“Don’t Should on Me”

Years ago, I went to a shrink in Utah (a very fine man, I might add). He had hung a small picture on his wall, with the inscription — “Don’t Should on Me” — carefully cross-stitched on it. It looked like a pile of dog-doo, only the individual…um…logs?…were the word “SHOULD,” done in an excremental brown.

Naturally, I commented on it. The picture had all the signs of a Relief Society project gone awry, done by a woman trying to break the mould of her Sisters. (It could have been done by me, but I don’t cross-stitch well.) The doctor only admitted it was a former client.

What a great thought, though! ‘Don’t should on me.’ I tell my ESL students that the word should is used when there is a finger, real or imagined, pointed at someone; it implies judgment of another, often a moral one. Unlike would, could, or might, the word should carries censure, while the other words suggest hope, ability, dreams.

The word should may be the most pervasive, innocuous-sounding, yet poisoning word we use. Does it ever, ever, promote unity, love, peace? Does it ever make anyone (but the sayer, if it’s not directed at himself) feel better? Do we ever hear the word without censuring ourselves or others?

I challenge you to start noticing how many people use the word should. I challenge you to start noticing how often you use it yourself. And notice how it subtly makes the hearer feel: less-than, inferior, substandard. You will be amazed at the power of this little word.

The thing is, using the word should, in any scenario, implies that we know what should be done, better than the Universe, or God, or Science, or our mothers. What is is what is, and that really is that! Torturing yourself (or others) with shoulds (oh, especially when applied to past activities) is just not constructive. We cannot be other than what we are, we cannot do anything other than what we do, at any given moment. It is impossible, and therefore the word should is moot. I can’t think of a place where should be used, in fact, because we actually know so little about our world, so little about what works and what doesn’t. We’re all trying to make our way, and find ourselves at different locations on that path. Perhaps there is no one path, either; it could be that we each have our own ‘reality tunnel,’ as Robert Anton Wilson so brilliantly puts it. The point is, it’s different for everyone. Every one. It cannot be anything but.

If we still want to improve future behavior (whether our own or another’s), how much more helpful to say such things as, ‘Have you tried…?’ or ‘I heard that [fill in the blank] helped someone—maybe that would help?’ or ‘Wow, I see that wielding a knife when I talk makes people nervous. Maybe I’ll stop using the knife.’ The fact that you used the knife in the first place is no cause for a should against yourself; you were doing the best you could at the time, and maybe you honestly thought carrying a knife would help you gain friends and influence people. (Hmm. Substitute ‘guns’ and that last bit takes on a whole new tenor, doesn’t it? Carrying guns seems to have worked for both individuals and governments alike. But I digress.)

As you might have suspected, Byron Katie treats should as the dirty word it is. The Work is helping me in my quest to root it out of my vocabulary altogether. It has brought nothing but heartache to my life—heartache, frustration, tears, self-flagellation – oh, the list goes on and on.

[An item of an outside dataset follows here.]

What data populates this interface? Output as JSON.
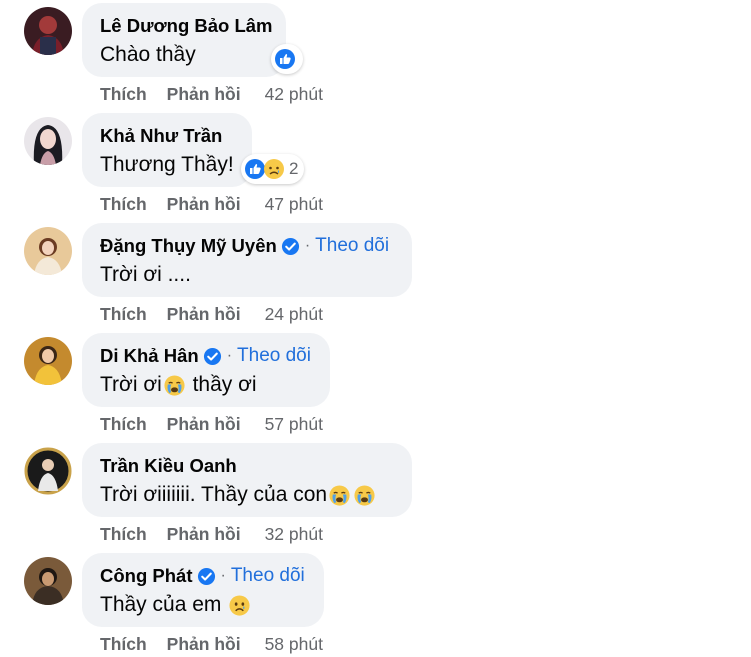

I should have done this years ago. (!)

A small P.S.: With the move to Ireland imminent, I may not find the time to work on my blog. Be of good cheer! I am happy, I assure you. It’s scary, but it’s exciting. I’ve expiated my motherhood guilt; my children are all with their soulmates, and are well along the Happiness Path; I’m going with many more skills and experience than I did way back in 1992, including the life-saving Work, and what I’ve learned from my cancer journey. It’s all as it should be.